La masa de ahorros hasta ahora generada por las AFP es de aproximadamente 167.000 millones de dólares. Eso es muy conveniente para la estabilidad del país. Un tercio de esos fondos proviene de los depósitos directos de los trabajadores. Los dos tercios restantes son los intereses producidos por estas imposiciones. Sin duda, ha sido un magnífico negocio para los presuntos jubilados.
Hasta la creación de las AFP prevalecía en Chile, como ocurre en casi todo el mundo, el modelo de fondos de reparto. La cotización del trabajador iba a una caja general que se ocupaba de pagar las pensiones de los jubilados o servía para financiar los gastos fijos de la creciente empleomanía pública. En numerosos países, con frecuencia, la plata de las personas retiradas de la tercera edad termina en los bolsillos de algunos políticos y funcionarios tramposos, o se dedica a otros menesteres.
Como sucede en Europa y en Estados Unidos, la relación entre el número de trabajadores y el de jubilados cada año que pasa es más problemática. Nacen menos personas, especialmente en los países desarrollados o en vías de desarrollo, y la gente cada vez vive más años.
De ahí que los sistemas de jubilación basados en el modelo de reparto estén en crisis o se encuentren abocados a ella. Fracasan por lo mismo que siempre terminan mal las pirámides Ponzi, así llamadas por Charles Ponzi, un creativo estafador que pagaba buenos dividendos a los inversionistas… mientras hubiera recién llegados para hacer frente a los compromisos.

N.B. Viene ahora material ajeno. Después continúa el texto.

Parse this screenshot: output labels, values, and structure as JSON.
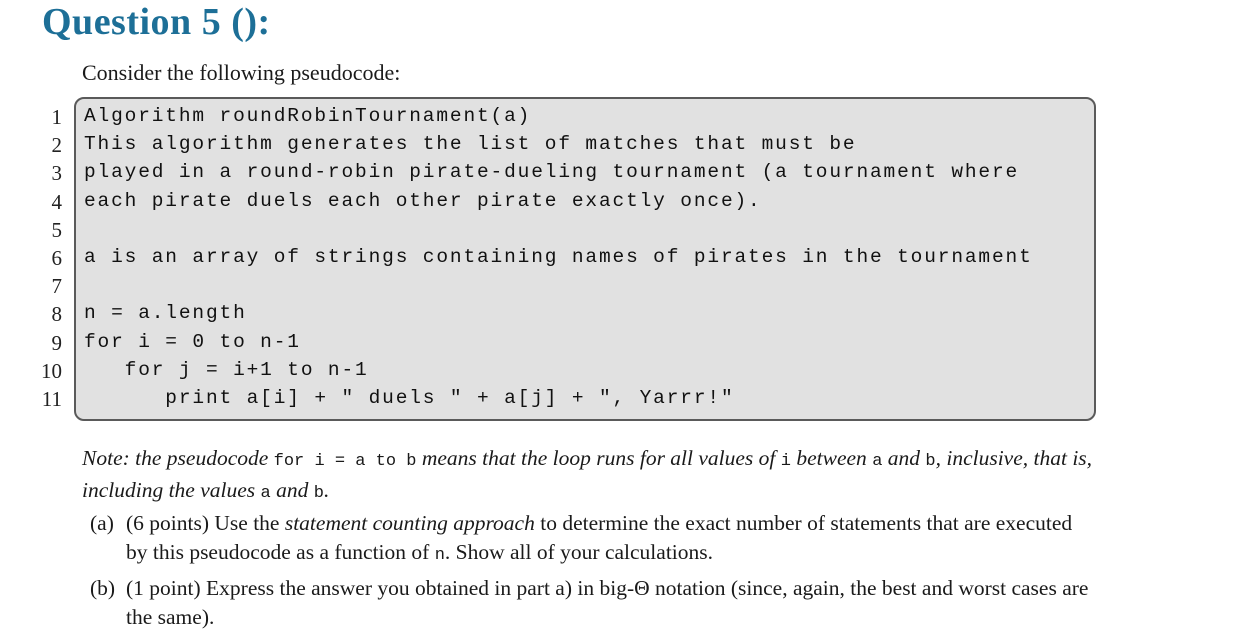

Cuando comenzó el sistema de capitalización, en Chile había 7 trabajadores por cada jubilado. Hoy hay menos de 5. A mediados del siglo XXI serán 2. El sistema de capitalización individual, más que una maniática predilección de los liberales dictada por convicciones ideológicas, es el único modelo posible de jubilación a medio plazo. Es mucho más seguro que el trabajador tenga el control de sus ahorros que dejar esa delicada tarea a la solidaridad intergeneracional o a las decisiones de los políticos.
¿Qué ha pasado en Chile? ¿Por qué se quejan? La mitad de los trabajadores chilenos, especialmente las mujeres, no cotizan habitualmente, o no lo han hecho por un tiempo prolongado, y, como no han ahorrado lo suficiente, las pensiones que reciben, en consecuencia, son pequeñas, y no les alcanza para sobrevivir. Por eso protestan y desean que el Estado asuma las responsabilidades de su ancianidad y les abone una pensión digna, sin detenerse a pensar que ese supuesto derecho que están solicitando airadamente consiste en una obligación para otros: quienes trabajen deberán transferirles una parte de su riqueza.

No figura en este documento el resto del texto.